How many of us live as a shadow of our true selves? How many of us lead with a shaky whisper when our voices should ring with confidence? Learning to love ourselves makes all the difference. It’s no surprise to me that Katie Perry’s song Roar and Sara Bareilles’ Brave have become huge hits, especially with young girls. It seems like an epidemic, so many girls receive messages that they are worth less than others, especially boys, and that their feelings are not an important or acceptable part of the human experience. Maturity teaches us that these are lies. We are full of worth. Emotions are an important, God-created part of our being. This is so fundamentally true that even women who don’t know or love God are writing songs to encourage girls to find their voices and speak up.

“Nothing’s gonna hurt you the way that words do
when they settle ‘neath your skin
kept on the inside and no sunlight
sometimes a shadow wins
but I wonder what would happen if you
say what you want to say
and let the words fall out
honestly, I want to see you be brave”  (Sara Bareilles)
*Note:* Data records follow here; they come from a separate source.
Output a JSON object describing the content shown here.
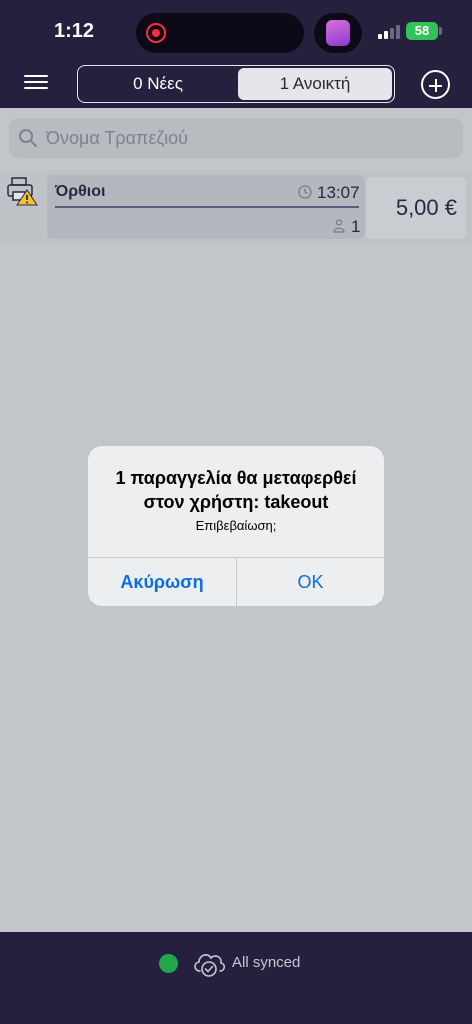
{
  "status_bar": {
    "time": "1:12",
    "battery": "58"
  },
  "nav": {
    "tab_new": "0 Νέες",
    "tab_open": "1 Ανοικτή"
  },
  "search": {
    "placeholder": "Όνομα Τραπεζιού",
    "value": ""
  },
  "orders": [
    {
      "name": "Όρθιοι",
      "time": "13:07",
      "guests": "1",
      "amount": "5,00 €"
    }
  ],
  "alert": {
    "title": "1 παραγγελία θα μεταφερθεί στον χρήστη: takeout",
    "message": "Επιβεβαίωση;",
    "cancel_label": "Ακύρωση",
    "ok_label": "OK"
  },
  "footer": {
    "sync_status": "All synced"
  },
  "colors": {
    "header_bg": "#261f3d",
    "sync_dot": "#22a84a",
    "alert_button": "#0a6fe6",
    "warning": "#f2c230"
  }
}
“I used to bite my tongue and hold my breath
scared to rock the boat and make a mess
so I sat quietly, agreed politely…
I’ve got the eye of a tiger, a fighter, dancing through the fire
cause I am a champion and you’re gonna hear me ROAR” (Katie Perry)

Nesting-Dolls-dolls-2282268-353-333It takes a lot of love to heal from the toxic messages we hear. It takes time to rediscover your voice and courage to use it. Maturity born of mistakes teaches us to live large and use our voices without harming our neighbors. This is difficult work, but it’s so important to living an abundant life that it’s worth any cost.